As an actress and a self-proclaimed "workaholic," Reinhart revealed that wrapping herself up in various projects has served as a type of "coping mechanism" to avoid internal chaos. While she wasn't filming during the height of the pandemic, and isn't in front of the camera this summer, she's been forced to confront her emotions in ways she never has before.
She began to do this in 2020 by seeking out spiritual healers and experimenting with reiki, sound healing and other deep forms of meditation. She's even used TikTok to connect with likeminded people and ended up doing a mentorship with a psychic she discovered on the app who led her on a different route of healing.
"I believe we all have psychic abilities, it’s a matter of training your brain. Some people are just born being more in tune and tapped into that skill, but I do believe that we all have the ability to tap into them, so I really was just trying to learn how to do that because I thought that was so fascinating," Reinhart said. "[The psychic] did teach me how to talk to the deceased. Not that I can do it well. I will say I feel that I’ve only successfully done it twice or three times and even then, while you’re doing it you’re sort of like, 'Am I doing this?'"
While acknowledging that parts of her thinking and approach to healing might seem abnormal, Reinhart also shared that her journey has extended to very applicable changes in how she takes care of her body. Being intentional in how she treats her mind and body on a daily basis has even served to lessen her chronic fatigue.
"I’ve treated my body like a junkyard for a very long time with what I’ve been eating and it’s got to a point where earlier this year I knew I needed to make real changes, because I was so unhappy with how I looked, one, but also I felt that I was doing a great disservice to my body," she said. "I spent so much time trying to better my mental health and I don’t put any of that into my physical body and there’s all this new research of how depression is directly related to your gut and all these things. I’m like, ok we’re gonna take this seriously."
The actress has been open about her relationship with her body in the past, sharing with fans and followers when she's struggled with body image and how she tries to be a voice for body positivity.

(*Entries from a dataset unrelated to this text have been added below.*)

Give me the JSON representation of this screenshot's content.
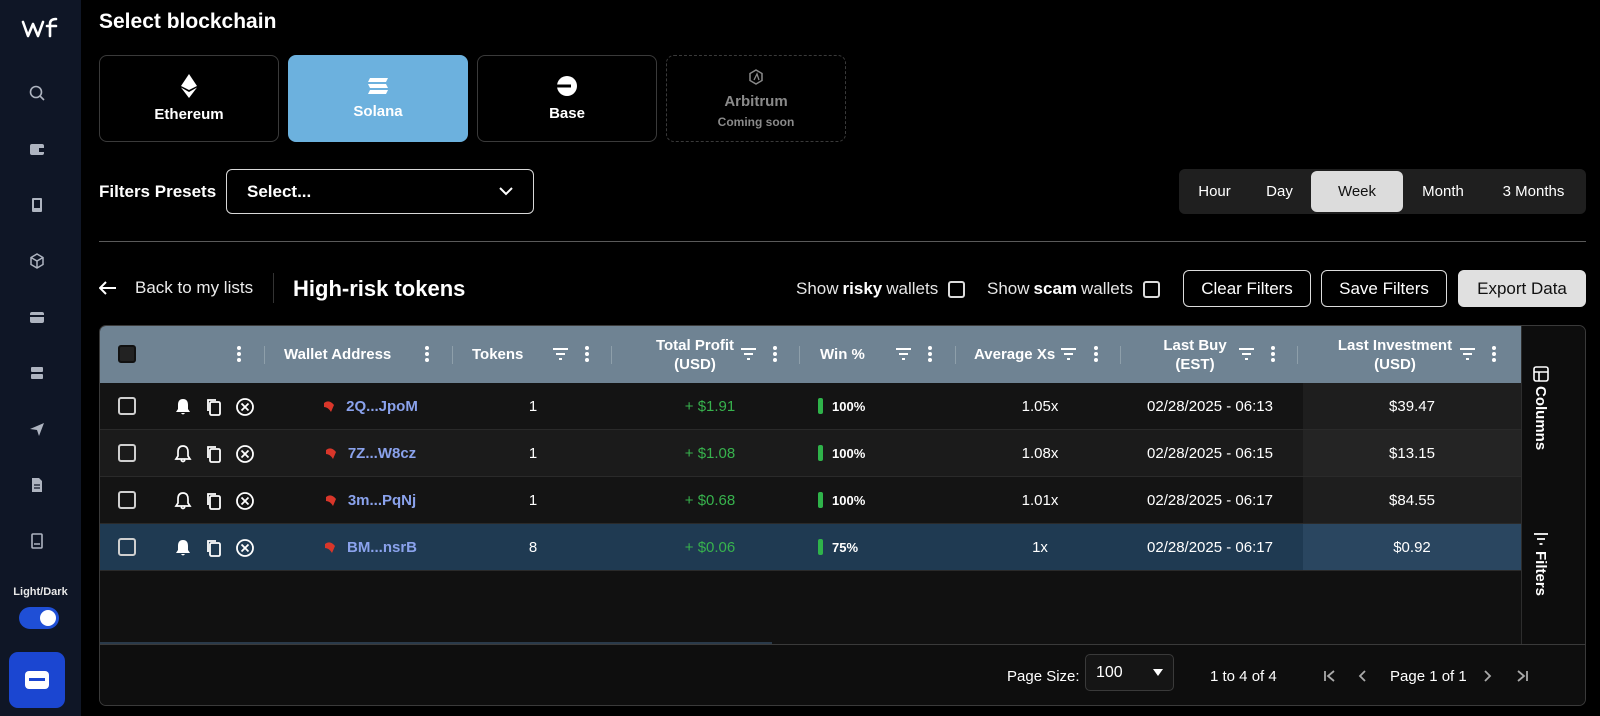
{
  "sidebar": {
    "logo": "wf",
    "theme_label": "Light/Dark",
    "icons": [
      "search-icon",
      "wallet-icon",
      "book-icon",
      "cube-icon",
      "card-icon",
      "server-icon",
      "send-icon",
      "document-icon",
      "book-2-icon"
    ]
  },
  "header": {
    "title": "Select blockchain"
  },
  "chains": [
    {
      "name": "Ethereum",
      "sub": ""
    },
    {
      "name": "Solana",
      "sub": ""
    },
    {
      "name": "Base",
      "sub": ""
    },
    {
      "name": "Arbitrum",
      "sub": "Coming soon"
    }
  ],
  "filters": {
    "presets_label": "Filters Presets",
    "select_value": "Select..."
  },
  "periods": [
    "Hour",
    "Day",
    "Week",
    "Month",
    "3 Months"
  ],
  "selected_period": "Week",
  "list": {
    "back_label": "Back to my lists",
    "title": "High-risk tokens",
    "risky": {
      "pre": "Show",
      "bold": "risky",
      "post": "wallets"
    },
    "scam": {
      "pre": "Show",
      "bold": "scam",
      "post": "wallets"
    },
    "clear_filters": "Clear Filters",
    "save_filters": "Save Filters",
    "export_data": "Export Data"
  },
  "table": {
    "columns": {
      "wallet": "Wallet Address",
      "tokens": "Tokens",
      "profit": "Total Profit (USD)",
      "win": "Win %",
      "avg": "Average Xs",
      "last_buy": "Last Buy (EST)",
      "last_inv": "Last Investment (USD)"
    },
    "rows": [
      {
        "wallet": "2Q...JpoM",
        "tokens": "1",
        "profit": "+ $1.91",
        "win": "100%",
        "avg": "1.05x",
        "last_buy": "02/28/2025 - 06:13",
        "last_inv": "$39.47"
      },
      {
        "wallet": "7Z...W8cz",
        "tokens": "1",
        "profit": "+ $1.08",
        "win": "100%",
        "avg": "1.08x",
        "last_buy": "02/28/2025 - 06:15",
        "last_inv": "$13.15"
      },
      {
        "wallet": "3m...PqNj",
        "tokens": "1",
        "profit": "+ $0.68",
        "win": "100%",
        "avg": "1.01x",
        "last_buy": "02/28/2025 - 06:17",
        "last_inv": "$84.55"
      },
      {
        "wallet": "BM...nsrB",
        "tokens": "8",
        "profit": "+ $0.06",
        "win": "75%",
        "avg": "1x",
        "last_buy": "02/28/2025 - 06:17",
        "last_inv": "$0.92"
      }
    ],
    "side_columns": "Columns",
    "side_filters": "Filters"
  },
  "footer": {
    "page_size_label": "Page Size:",
    "page_size": "100",
    "range": "1 to 4 of 4",
    "page_info": "Page 1 of 1"
  },
  "colors": {
    "accent": "#6cb1de",
    "profit": "#37b24d",
    "wallet_link": "#8aa2ec",
    "header": "#6f8393",
    "selected_row": "#1f3a52"
  }
}
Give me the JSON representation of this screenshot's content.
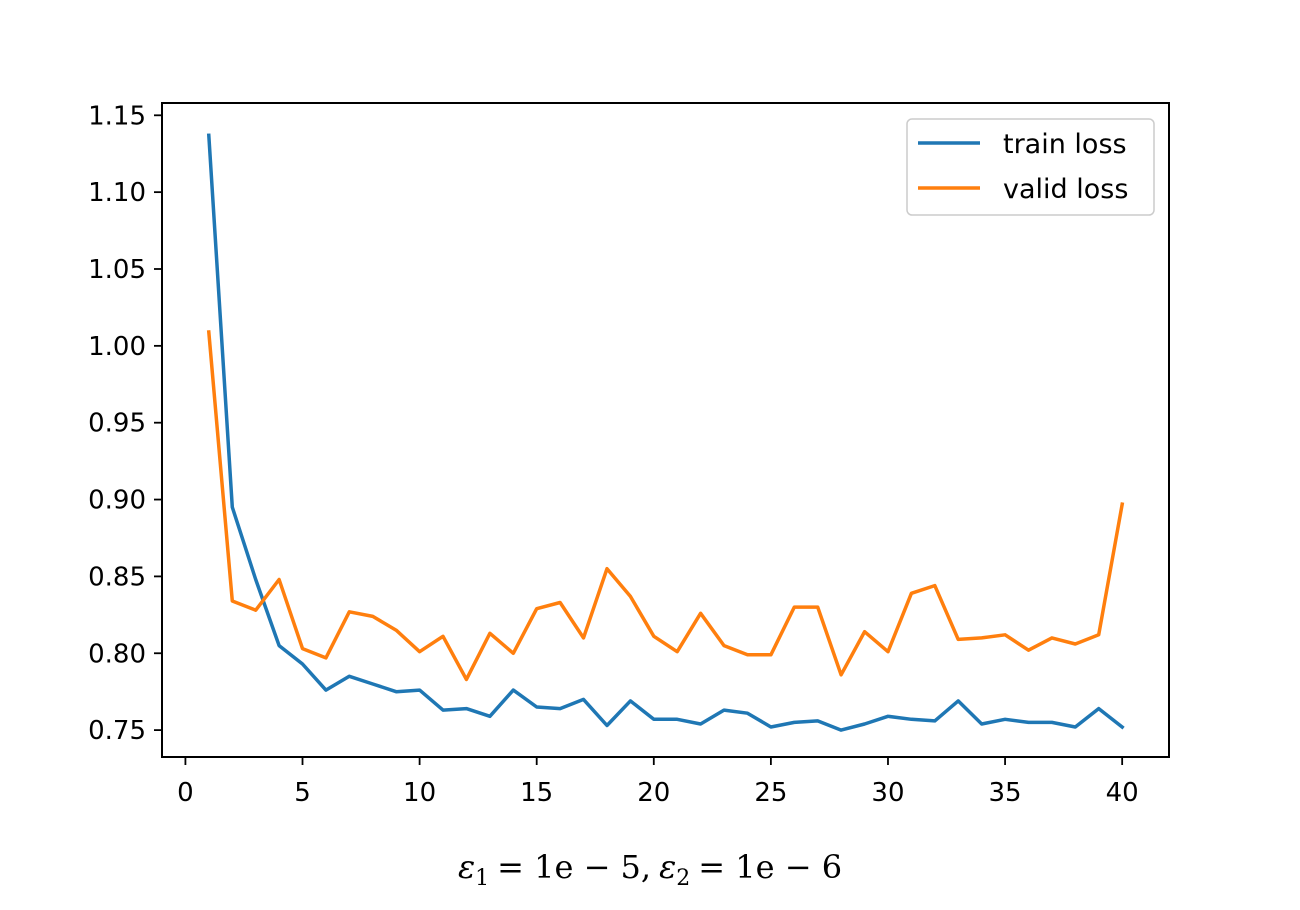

Whether mind, body or soul, she's now learning to accept that the journey of self-discovery and improvement is never really over and that that isn't a bad thing.
"My wish always has been I want to be happy. And my intention is to find true happiness and peace with myself. And that is my purpose right now to find that," she said. "The spiritual journey has been so encouraging to me because once you start you never stop. It’s not something that you one day are gonna go, 'I’m healed. I’m good. I’m done.' It’s truly for the rest of my life I will be seeking out growth and that is so, I’m so happy about that. There’s always more things to learn, there’s always something else to explore within myself and that is so exciting and wonderful."